Hmm. I can see how she’s really picked up this concept of obeying and following THE rules and regulations more strongly ever since she’s started Primary One.
[No wonder there's a local movie made on this called 'Just Follow Law'!]
And so I had a casual chat with her (as soon as we got off that bus). And these are some of the points I brought up and highlighted during our conversation:
- Rules and regulations are necessary to keep things in order. To remind people of what they need to do (or NOT do).
- Singapore especially displays and enforces its rules ‘everywhere’. On buses, trains, in taxis, at coffee shops, in shopping malls, at schools, etc.
- As a result, people have a natural tendency to follow the rules. The question is, how about those UNWRITTEN things that we should and should NOT do? Does our mind become so ‘boxed-up’ in rules that we don’t bother to look beyond and do what’s needed – though there are NO rules on them?
Personally, I feel the downside of this situation is, people are somewhat ‘trained’ to follow the rules, so much so that when there’re NO written rules on some things, many choose to NOT care nor act on them too.
eg. ‘I don’t need to give up MY seat since it’s not the allocated / marked one for the elderly’.
[I'm concerned that as a result of living in a society where 'rules' govern our day to day lives, we obey the rules, but we're losing our 'heart' and spontaneity to think of others]
I shared with Anya how while it’s good to observe the rules and regulations, we should also remember that we MUST act on what’s right, even when it’s NOT written anywhere that we should do it.

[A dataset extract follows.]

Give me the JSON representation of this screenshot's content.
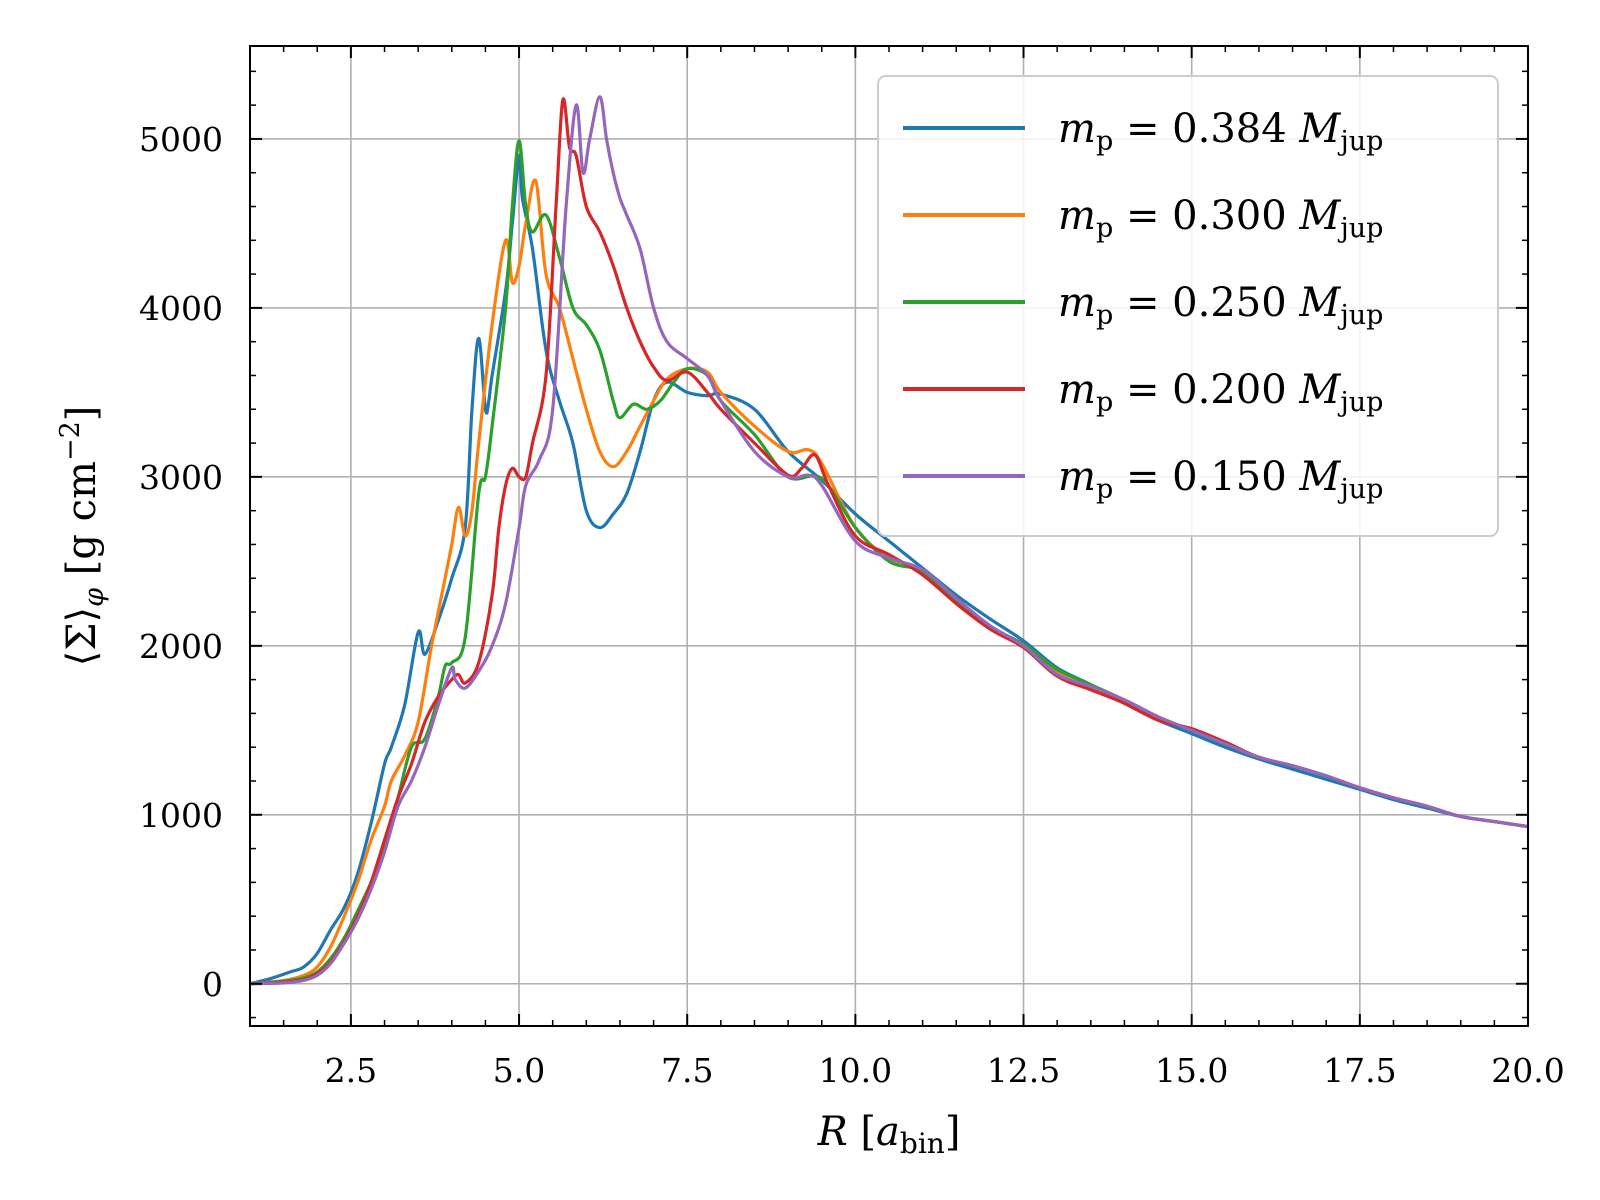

And, we should NOT do something that we know as wrong, even if there’s NO written rule against it.
I shared with her the values and importance of doing what’s right and necessary, and NOT doing things that we know as wrong, regardless of whether there are rules on them or not.
If someone needs our help, we should immediately offer or GET others to help too (instead of just ignoring the situation and waiting for SOMEONE ELSE to help that person)

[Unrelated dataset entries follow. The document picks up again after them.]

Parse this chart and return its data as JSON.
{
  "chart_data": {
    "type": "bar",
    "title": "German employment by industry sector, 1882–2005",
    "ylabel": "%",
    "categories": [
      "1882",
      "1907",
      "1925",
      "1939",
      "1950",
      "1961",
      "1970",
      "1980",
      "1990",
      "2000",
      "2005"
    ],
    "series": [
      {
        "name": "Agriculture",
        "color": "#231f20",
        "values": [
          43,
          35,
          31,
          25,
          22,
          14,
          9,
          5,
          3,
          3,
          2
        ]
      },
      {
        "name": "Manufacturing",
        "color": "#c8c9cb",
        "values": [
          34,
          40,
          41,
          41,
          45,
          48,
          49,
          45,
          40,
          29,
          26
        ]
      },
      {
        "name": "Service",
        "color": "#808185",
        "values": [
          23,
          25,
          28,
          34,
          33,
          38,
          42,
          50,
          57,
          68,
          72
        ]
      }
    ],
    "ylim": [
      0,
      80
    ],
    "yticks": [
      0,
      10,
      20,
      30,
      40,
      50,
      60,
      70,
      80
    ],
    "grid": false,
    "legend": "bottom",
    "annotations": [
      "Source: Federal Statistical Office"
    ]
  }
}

If we see someone who needs our seat more, we should immediately get up and offer our seat.
We respect and greet others, because we need to, not because the rules tell us to do so.
Throughout my years of living in Singapore, unfortunately I’ve come across many, MANY people who simply don’t care about others (because there are no rules that tell them to, perhaps?)
Someone could be on the floor, in pain, and everyone just walked pass. A frail old lady might be staggering and slowly getting off the bus, and no one offered a hand to help her get down safely. A young mother could be carrying a little baby, a big baby bag and a heavy-looking pram, and the taxi driver could sit still in his car and not offer help to lift the pram into the trunk.
[And I wonder if this is the kind of society that metropolitan cities tend to 'produce' in general]
Thank goodness, through the years, I’ve also seen some who DO show their care for others. Who think about others more than the convenience of oneself. Who offer help though it doesn’t ‘benefit’ the person who helps.
And I sincerely hope my family, including our little ones, can be amongst those people who DO care about other people.
Yes, although there are NO written rules to tell us to do so.
Btw, I’d love to hear your views and thoughts on this.